Watching the demo of this project reminded me of a draft of a proposal
I wrote last year, with the goal of exploring self-documentation,
threating source code as hypertext (I was reading a lot on Engelbart's
NLS, Ted Nelson, Intentional Software and Symbolics Genera at the
time).

For instance, I was missing the possibility to do things like
gathering a bunch of related code on the screen (regardless of "files"
or any kind of namespaces they might belong to), perhaps hyperlink
them, write some explaining text (or mix with drawings, animations,
...), and using that screen as something like a squeak project. That
was pretty much what I saw in the demo of codebubbles.
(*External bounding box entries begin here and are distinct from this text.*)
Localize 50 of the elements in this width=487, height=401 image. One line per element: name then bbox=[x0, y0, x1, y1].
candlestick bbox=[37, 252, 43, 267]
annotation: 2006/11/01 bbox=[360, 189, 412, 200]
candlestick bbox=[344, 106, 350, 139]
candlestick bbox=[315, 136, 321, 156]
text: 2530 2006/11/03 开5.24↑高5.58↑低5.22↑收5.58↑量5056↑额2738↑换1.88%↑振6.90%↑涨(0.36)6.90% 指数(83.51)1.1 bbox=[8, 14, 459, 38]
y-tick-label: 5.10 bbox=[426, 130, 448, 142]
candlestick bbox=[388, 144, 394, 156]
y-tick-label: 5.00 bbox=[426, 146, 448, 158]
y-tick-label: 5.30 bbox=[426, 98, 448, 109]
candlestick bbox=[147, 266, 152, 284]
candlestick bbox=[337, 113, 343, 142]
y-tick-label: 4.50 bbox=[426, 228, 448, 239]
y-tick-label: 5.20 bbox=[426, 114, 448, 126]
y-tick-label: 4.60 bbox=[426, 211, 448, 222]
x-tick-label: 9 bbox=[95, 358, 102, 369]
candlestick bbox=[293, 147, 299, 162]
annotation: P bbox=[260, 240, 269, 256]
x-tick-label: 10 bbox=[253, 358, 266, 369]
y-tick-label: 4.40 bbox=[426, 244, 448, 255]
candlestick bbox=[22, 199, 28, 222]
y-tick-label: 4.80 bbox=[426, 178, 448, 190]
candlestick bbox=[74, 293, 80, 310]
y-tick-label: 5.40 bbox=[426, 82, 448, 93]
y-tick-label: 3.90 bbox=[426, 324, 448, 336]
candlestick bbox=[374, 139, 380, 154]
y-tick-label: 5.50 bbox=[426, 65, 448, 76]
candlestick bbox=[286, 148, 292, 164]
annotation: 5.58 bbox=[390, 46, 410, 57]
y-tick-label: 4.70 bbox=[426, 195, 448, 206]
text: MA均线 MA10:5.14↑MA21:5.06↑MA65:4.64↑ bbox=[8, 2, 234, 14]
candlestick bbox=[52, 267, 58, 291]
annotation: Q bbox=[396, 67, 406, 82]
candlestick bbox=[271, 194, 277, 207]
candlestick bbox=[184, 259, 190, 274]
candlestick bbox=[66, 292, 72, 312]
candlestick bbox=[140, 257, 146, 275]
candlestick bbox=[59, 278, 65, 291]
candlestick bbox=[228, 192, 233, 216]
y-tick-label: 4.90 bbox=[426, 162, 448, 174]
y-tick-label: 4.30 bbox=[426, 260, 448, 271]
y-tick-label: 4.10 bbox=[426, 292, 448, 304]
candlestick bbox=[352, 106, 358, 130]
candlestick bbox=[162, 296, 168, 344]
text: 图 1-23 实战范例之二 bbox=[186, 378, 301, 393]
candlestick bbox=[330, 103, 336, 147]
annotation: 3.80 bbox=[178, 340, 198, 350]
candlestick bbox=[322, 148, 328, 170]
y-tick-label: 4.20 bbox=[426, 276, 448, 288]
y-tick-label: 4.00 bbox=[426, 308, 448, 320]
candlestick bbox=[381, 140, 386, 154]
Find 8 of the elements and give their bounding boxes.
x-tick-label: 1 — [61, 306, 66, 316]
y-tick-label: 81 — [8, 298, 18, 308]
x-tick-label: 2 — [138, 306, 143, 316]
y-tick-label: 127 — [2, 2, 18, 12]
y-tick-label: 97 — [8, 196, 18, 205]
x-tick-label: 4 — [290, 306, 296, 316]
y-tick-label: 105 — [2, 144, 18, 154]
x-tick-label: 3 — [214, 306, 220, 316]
I was mainly attracted to the idea of having a few of these
"projects", each representing a given point of view of a subsystem or
aspect of the software, hyperlinked and all, to create some kind of
narrative to help explain and explore the inner workings of the
software (as opposed to be exposed to the usual directory tree with a
bunch of source files, or the class browser with a bunch of classes,
where we end up having trouble figuring out where to start, how things
relate and collaborate or what they actually mean).

--
Thiago Silva
Computer Science
M.Sc. Candidate at Federal University of Pernambuco
jabber/gtalk: [email protected]
http://blog.sourcecraft.info


On Thu, Mar 11, 2010 at 1:08 PM, Andrey Fedorov <[email protected]> wrote:
> Reminds me of Squeak. Great for reading code, but still needs a bit of
> innovation on how to "visually" edit code.